John Coyne’s recent Strategist post raises some interesting questions for intelligence agencies and their paymasters; namely, what are the capabilities that agencies require to continue to protect our security, and what’s a reasonable expectation of their success in doing so?
The role of intelligence agencies has evolved, a point noted by Barack Obama in January 2014. Rather than just collecting information on states for the use of policymakers, they’re also expected to pre‑empt attacks planned by organisations in remote parts of the globe, closer to home or both, that by their nature can’t be easily penetrated by human sources. Those organisations are also now increasingly aware of how to avoid technical collection methods using readily available encryption technology and good operational security measures. In this environment, there’s a need for new thinking on intelligence collection and management, and a better understanding among policymakers on what intelligence agencies are actually capable of.
Similar to John and David Lang’s Strategist posts, Thomas Rid observed shortly after the Paris attacks that ‘the encryption train has left the station’. Rid further notes that the Trans-Pacific Partnership includes a clause prohibiting signatory states from banning or regulating encryption. However, the most difficult discussion isn’t about encryption—it’s about looking at how security and intelligence agencies will collect and analyse information to produce actionable intelligence against the next generation of national security threats.
In the wake of the Paris attacks, reports are emerging that there was information stored on government databases that, if identified as information of interest and connected with other data, may have given an indication of the plot.
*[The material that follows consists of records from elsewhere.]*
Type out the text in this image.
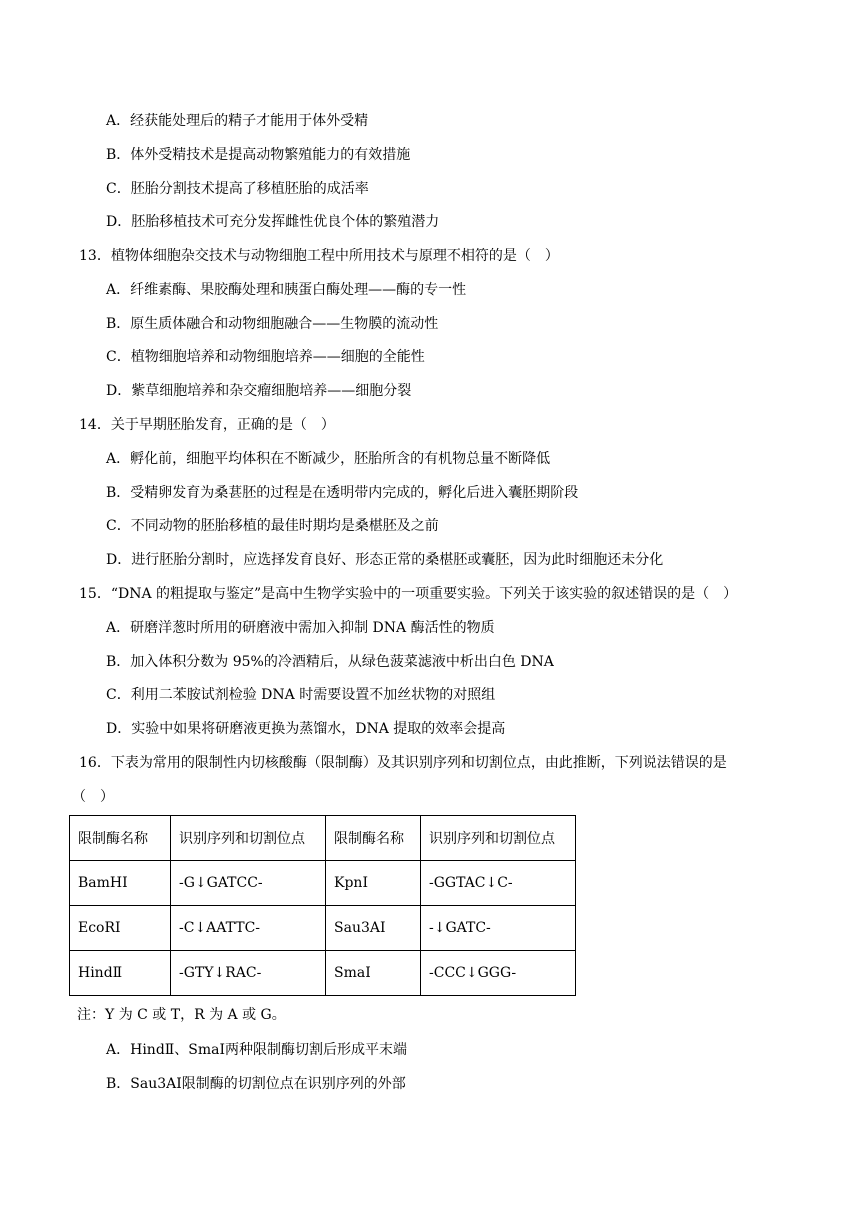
A．经获能处理后的精子才能用于体外受精
B．体外受精技术是提高动物繁殖能力的有效措施
C．胚胎分割技术提高了移植胚胎的成活率
D．胚胎移植技术可充分发挥雌性优良个体的繁殖潜力
13．植物体细胞杂交技术与动物细胞工程中所用技术与原理不相符的是（　）
A．纤维素酶、果胶酶处理和胰蛋白酶处理——酶的专一性
B．原生质体融合和动物细胞融合——生物膜的流动性
C．植物细胞培养和动物细胞培养——细胞的全能性
D．紫草细胞培养和杂交瘤细胞培养——细胞分裂
14．关于早期胚胎发育，正确的是（　）
A．孵化前，细胞平均体积在不断减少，胚胎所含的有机物总量不断降低
B．受精卵发育为桑葚胚的过程是在透明带内完成的，孵化后进入囊胚期阶段
C．不同动物的胚胎移植的最佳时期均是桑椹胚及之前
D．进行胚胎分割时，应选择发育良好、形态正常的桑椹胚或囊胚，因为此时细胞还未分化
15．“DNA 的粗提取与鉴定”是高中生物学实验中的一项重要实验。下列关于该实验的叙述错误的是（　）
A．研磨洋葱时所用的研磨液中需加入抑制 DNA 酶活性的物质
B．加入体积分数为 95%的冷酒精后，从绿色菠菜滤液中析出白色 DNA
C．利用二苯胺试剂检验 DNA 时需要设置不加丝状物的对照组
D．实验中如果将研磨液更换为蒸馏水，DNA 提取的效率会提高
16．下表为常用的限制性内切核酸酶（限制酶）及其识别序列和切割位点，由此推断，下列说法错误的是
（　）
限制酶名称	识别序列和切割位点	限制酶名称	识别序列和切割位点
BamHⅠ	-G↓GATCC-	KpnⅠ	-GGTAC↓C-
EcoRⅠ	-C↓AATTC-	Sau3AⅠ	-↓GATC-
HindⅡ	-GTY↓RAC-	SmaⅠ	-CCC↓GGG-
注：Y 为 C 或 T，R 为 A 或 G。
A．HindⅡ、SmaⅠ两种限制酶切割后形成平末端
B．Sau3AⅠ限制酶的切割位点在识别序列的外部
Events such as Paris inevitably prompt renewed pledges to streamline the sharing of information, but information sharing in and of itself isn’t the answer to preventing future tragedies.
The principal challenge for intelligence agencies isn’t necessarily collecting more information. Greater diversification of collection sources is a critical need, but without the means to collate and make sense of the vast repositories of information made available in the digital age, that’s only a half measure. Additional technological solutions will be critical to sorting the wheat from the chaff, and more creative recruitment and training methods for analysts will be critical to make use of the information provided in more innovative ways, perhaps overcoming the lack of imagination noted by the 9/11 Commission as one of four key failures that attack revealed.
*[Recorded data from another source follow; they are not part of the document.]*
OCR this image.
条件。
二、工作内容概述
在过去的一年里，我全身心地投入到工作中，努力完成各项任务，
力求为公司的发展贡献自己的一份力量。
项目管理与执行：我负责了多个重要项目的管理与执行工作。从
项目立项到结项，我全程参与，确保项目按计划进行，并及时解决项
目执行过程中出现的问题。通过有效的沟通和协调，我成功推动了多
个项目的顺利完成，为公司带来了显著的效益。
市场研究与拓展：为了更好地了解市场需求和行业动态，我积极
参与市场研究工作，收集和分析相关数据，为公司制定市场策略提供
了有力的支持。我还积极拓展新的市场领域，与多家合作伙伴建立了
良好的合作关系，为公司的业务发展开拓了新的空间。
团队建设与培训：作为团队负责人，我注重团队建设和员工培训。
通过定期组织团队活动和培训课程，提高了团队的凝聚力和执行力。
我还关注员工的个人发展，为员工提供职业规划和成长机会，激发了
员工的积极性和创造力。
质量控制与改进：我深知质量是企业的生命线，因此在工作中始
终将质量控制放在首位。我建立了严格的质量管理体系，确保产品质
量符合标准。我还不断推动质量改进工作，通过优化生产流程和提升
It’s been estimated that in 2014 there were 204 million emails sent every minute of the day, and Google processes about 20 petabytes of data every day. The amount of data available to intelligence agencies exceeds the capacity of governments to maintain human analysis assets. In this environment, more effort needs to be applied to technical means of cataloguing and classifying information, and more importantly, to automating data mining and analysis to better identify patterns and anomalous behaviour at a scale not possible with human analysis, such as the Bayesian Learning Program that is partly funded by DARPA and the US Air Force. This is even more critical for states like Australia that have access to the enormous collective knowledge of the Five Eyes enterprise. As John notes, this is particularly critical as signals intelligence declines as a source of actionable intelligence.
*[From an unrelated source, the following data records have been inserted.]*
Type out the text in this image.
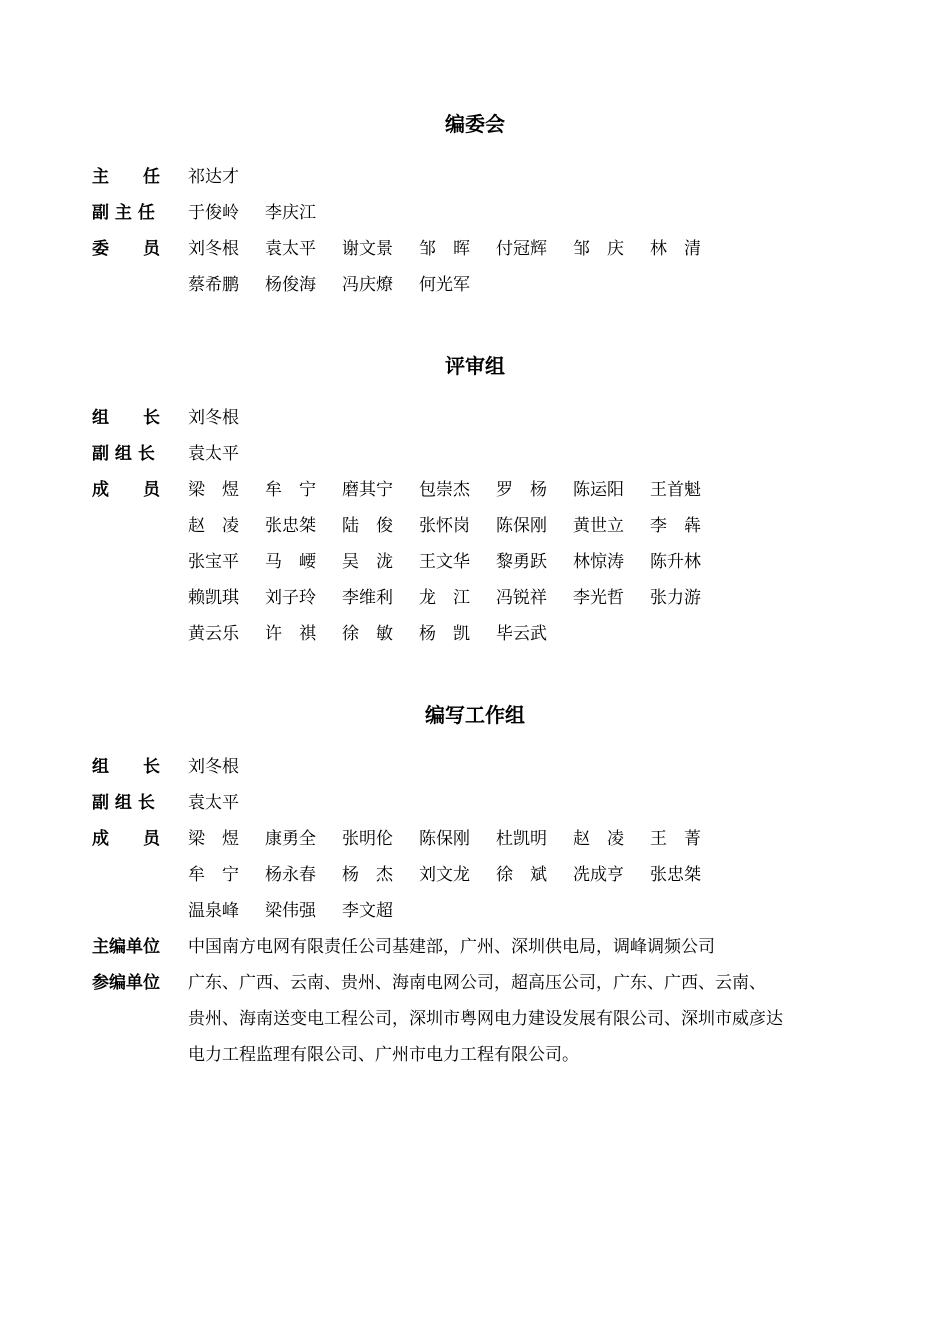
编委会
主　　任	祁达才
副 主 任	于俊岭	李庆江
委　　员	刘冬根	袁太平	谢文景	邹　晖	付冠辉	邹　庆	林　清
蔡希鹏	杨俊海	冯庆燎	何光军
评审组
组　　长	刘冬根
副 组 长	袁太平
成　　员	梁　煜	牟　宁	磨其宁	包崇杰	罗　杨	陈运阳	王首魁
赵　凌	张忠桀	陆　俊	张怀岗	陈保刚	黄世立	李　犇
张宝平	马　崾	吴　泷	王文华	黎勇跃	林惊涛	陈升林
赖凯琪	刘子玲	李维利	龙　江	冯锐祥	李光哲	张力游
黄云乐	许　祺	徐　敏	杨　凯	毕云武
编写工作组
组　　长	刘冬根
副 组 长	袁太平
成　　员	梁　煜	康勇全	张明伦	陈保刚	杜凯明	赵　凌	王　菁
牟　宁	杨永春	杨　杰	刘文龙	徐　斌	冼成亨	张忠桀
温泉峰	梁伟强	李文超
主编单位	中国南方电网有限责任公司基建部，广州、深圳供电局，调峰调频公司
参编单位	广东、广西、云南、贵州、海南电网公司，超高压公司，广东、广西、云南、
贵州、海南送变电工程公司，深圳市粤网电力建设发展有限公司、深圳市威彦达
电力工程监理有限公司、广州市电力工程有限公司。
With more efficient technical identification of people and networks of interest, intelligence agencies can expend a greater amount of effort on a smaller number of targets, better utilising human analysis personnel. That has obvious benefits, one of which is the ability to overcome some of the challenges of end-to-end encryption by accessing the devices the messages are sent to. Other collection techniques can also be more efficiently targeted, including human sources, surveillance and imagery, to build a rich picture of actors and their networks.
The other challenge for intelligence agencies is shaping expectations of their ability to detect and pre‑empt threats to security. Countless historical events teach us that intelligence agencies are fallible, if only because they are working to predict events that often fall outside regular expectations. Beyond the unexpected, the hunt for Bin Laden, and Saddam’s weapons of mass destruction should give some further indication of the limits of intelligence in contemporary circumstances. However there’s some expectation, possibly perpetuated by dramatic portrayals of intelligence agencies, that they’re all-knowing. Even as they work to more efficiently manage and use information collected from traditional and new sources, intelligence agencies need to work with their paymasters to better shape their expectations of what isn’t possible.
The 13/11 attack in Paris and the intelligence ‘failures’ that occurred demonstrate ongoing issues in both the collection and analysis side of the intelligence production cycle, and more broadly, unrealistic expectations about the ability of intelligence and security agencies to prevent or pre‑empt attacks. More effort should certainly be placed on developing better links between organisations that have information that’s of intelligence value and those agencies that need it. Information sharing is undoubtedly a key aspect to defeating the next generation of threats. Sharing that information in a meaningful way is the challenge that must be overcome. The solution to this will involve both humans and technology, but automation would appear to be critical to sifting the ever increasing amounts of data.